A Kremlin employee who is said to have worked for the CIA in Moscow for years was withdrawn from the Russian capital in 2017, reported the US broadcaster CNN and the newspaper "The New York Times". At first it remains unclear why the CIA agent was evacuated: either out of fear of Donald Trump's handling of secret information or because the agent would otherwise have been exposed. Later, evidence increased that it was Oleg Smolenkov - a Kremlin employee who worked for President Putin's foreign policy advisor.
If in fact he was the CIA agent, then after that he lived in the United States with no particular secrecy. "They lived a secluded life," the New York Times quoted 63-year-old Greg Talley, whose house is across from Smolenkov's house. He and his wife apparently bought the property in their real names.
The media hype, however, made the Russian family to create: Neighbors said that they had to leave home quickly after the first journalists' visits. The director of the International Museum of Espionage in Washington Chris Costa has followed the story very closely. Costa is himself a former intelligence officer with over 30 years of experience: Most recently, he held a leading position on the National Security Council and was special advisor to Donald Trump.
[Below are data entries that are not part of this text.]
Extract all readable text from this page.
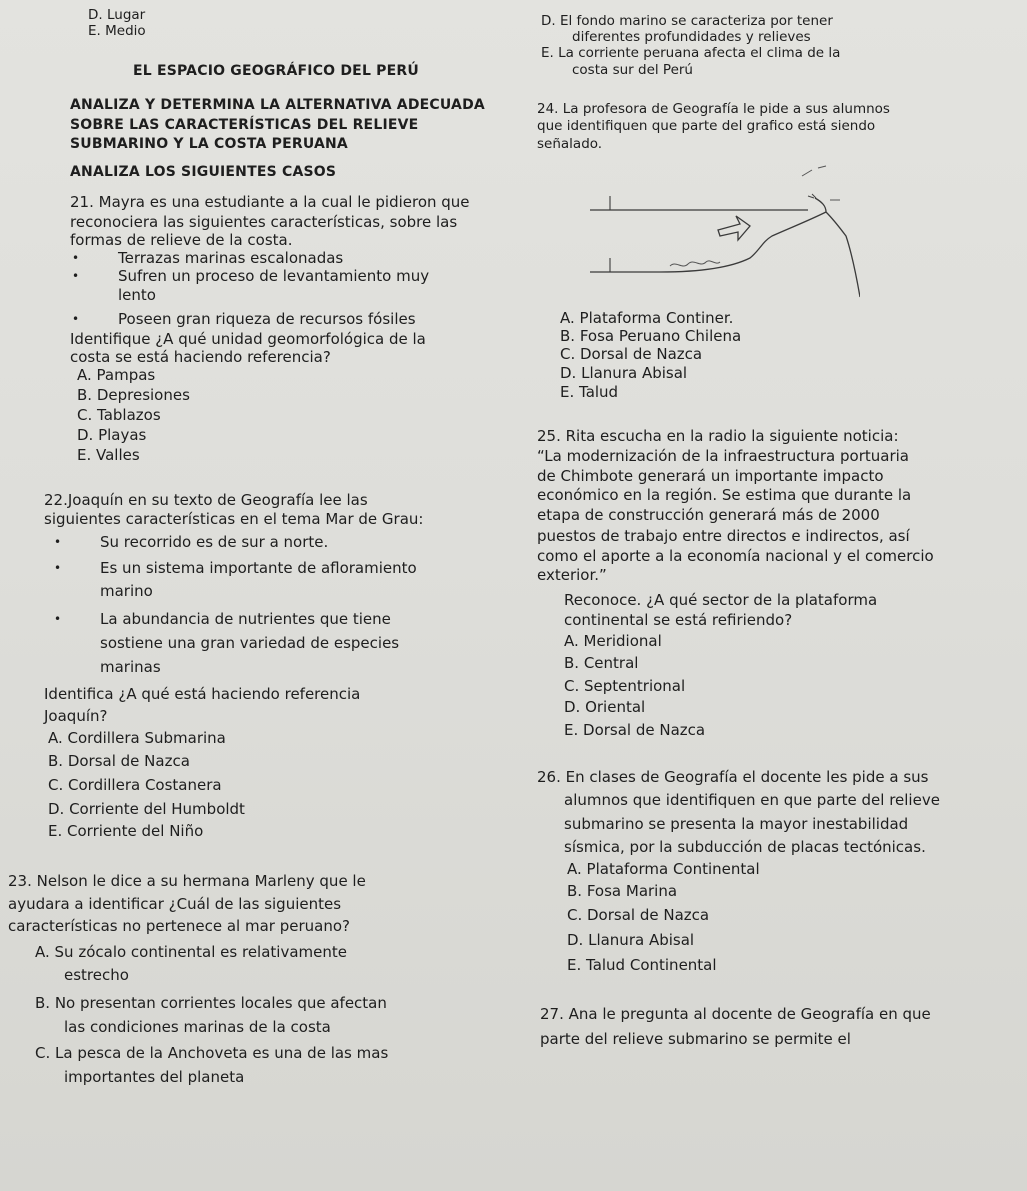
D. Lugar
E. Medio
EL ESPACIO GEOGRÁFICO DEL PERÚ
ANALIZA Y DETERMINA LA ALTERNATIVA ADECUADA
SOBRE LAS CARACTERÍSTICAS DEL RELIEVE
SUBMARINO Y LA COSTA PERUANA
ANALIZA LOS SIGUIENTES CASOS
21. Mayra es una estudiante a la cual le pidieron que
reconociera las siguientes características, sobre las
formas de relieve de la costa.
• Terrazas marinas escalonadas
• Sufren un proceso de levantamiento muy
lento
• Poseen gran riqueza de recursos fósiles
Identifique ¿A qué unidad geomorfológica de la
costa se está haciendo referencia?
A. Pampas
B. Depresiones
C. Tablazos
D. Playas
E. Valles
22.Joaquín en su texto de Geografía lee las
siguientes características en el tema Mar de Grau:
• Su recorrido es de sur a norte.
• Es un sistema importante de afloramiento
marino
• La abundancia de nutrientes que tiene
sostiene una gran variedad de especies
marinas
Identifica ¿A qué está haciendo referencia
Joaquín?
A. Cordillera Submarina
B. Dorsal de Nazca
C. Cordillera Costanera
D. Corriente del Humboldt
E. Corriente del Niño
23. Nelson le dice a su hermana Marleny que le
ayudara a identificar ¿Cuál de las siguientes
características no pertenece al mar peruano?
A. Su zócalo continental es relativamente
estrecho
B. No presentan corrientes locales que afectan
las condiciones marinas de la costa
C. La pesca de la Anchoveta es una de las mas
importantes del planeta
D. El fondo marino se caracteriza por tener
diferentes profundidades y relieves
E. La corriente peruana afecta el clima de la
costa sur del Perú
24. La profesora de Geografía le pide a sus alumnos
que identifiquen que parte del grafico está siendo
señalado.
A. Plataforma Continer.
B. Fosa Peruano Chilena
C. Dorsal de Nazca
D. Llanura Abisal
E. Talud
25. Rita escucha en la radio la siguiente noticia:
“La modernización de la infraestructura portuaria
de Chimbote generará un importante impacto
económico en la región. Se estima que durante la
etapa de construcción generará más de 2000
puestos de trabajo entre directos e indirectos, así
como el aporte a la economía nacional y el comercio
exterior.”
Reconoce. ¿A qué sector de la plataforma
continental se está refiriendo?
A. Meridional
B. Central
C. Septentrional
D. Oriental
E. Dorsal de Nazca
26. En clases de Geografía el docente les pide a sus
alumnos que identifiquen en que parte del relieve
submarino se presenta la mayor inestabilidad
sísmica, por la subducción de placas tectónicas.
A. Plataforma Continental
B. Fosa Marina
C. Dorsal de Nazca
D. Llanura Abisal
E. Talud Continental
27. Ana le pregunta al docente de Geografía en que
parte del relieve submarino se permite el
"Protection from Assassination"
Some details of the Smolenkow story do not seem plausible to Costa. "I have no first-hand information. But I have experience in such matters," Costa said in an interview with DW. He was surprised that the alleged CIA agent should buy his house so openly. A corresponding note appeared in the Washington Post's real estate database last year: "The US government would do its best to protect the agents from murder or the like."
Chris Costa, former advisor to Donald Trump and current director of the International Spy Museum
When the first journalists reached Smolenkov's house, they were approached by unknown men in an SUV who introduced themselves as friends of the homeowner. Could the house be a trap for potential contract killers? "Extremely unlikely," said Costa, "that would be extremely untypical". In general, Costa is skeptical about the truth of the story about the supposed top spy from the Kremlin, and Mike Pompeo has said that the majority of reports he has read are factually incorrect. "I find it interesting. I think we don't know the whole story."
Agents defected from Moscow
How safe would a CIA agent from Moscow be in the USA after withdrawal and exposure? Has Moscow ever attempted to kill someone on US territory who is considered a "traitor" in the Kremlin? "Good question," replied Costa. Former KGB general Oleg Kalugin, who emigrated to the United States and was convicted in absentia by Russia, told Costa that "neither Soviet nor Russian secret services have attempted anything like this in the United States."
Agents from Russia could feel safe in the USA. Any other country, on the other hand, could not have been called safe, says Costa, summarizing the stories of Oleg Kalugin. There was even an attack in Great Britain last year - on the Russian-British double agent Sergei Skripal and his daughter. That doesn't mean the Russians might not try the US in the future, Costa admitted.
The life after
What does an agent do after he's withdrawn? A normal "career" looks simple, said the head of the Espionage Museum in Washington: "You are relocated to the USA or Great Britain, after which you can continue to advise the secret services."
How often does an exposed agent get a new name or even an identity? Costa avoided the question. "I can't say how many people have been given new names and identities over the course of history. But I knew those who lived relatively normal lives. Just not by their real names."
Is luxury also part of the relatively normal life that Costa is talking about? "That's not true," commented Costa. Years ago he organized a meeting of ex-agents at his home. "In my eyes this is not a life of glitz and glamor." Of course, most of the defectors are now leading a better life in the US, as many have fled totalitarian governments. But her new life always presents her with new challenges: "It's hard and it's difficult."
Sentenced to death
There are not just "ups", but "ups and downs". One such typical deep story for Costa is that of Kim Philby. He was a senior British secret service employee who worked for Moscow in the middle of the 20th century and later fled to the Soviet Union, where he lived very lonely until the end. "His life, which we tell about in our museum, followed a pattern: He drank a lot and never felt accepted."
With Oleg Penkovsky, the story turned out even worse. "He was a colonel in Soviet military intelligence and, so to speak, the spy of John F.Kennedy." Telegrams from Penkovsky were placed directly on the US President's table. These would have enabled the USA to make the right decisions in the Cuban Missile Crisis, said Costa. "In an ideal world, Penkovsky would have noticed that the Russian counterintelligence was watching him. But he hasn't." In 1963, Colonel Penkovsky was sentenced to death despite an extensive confession.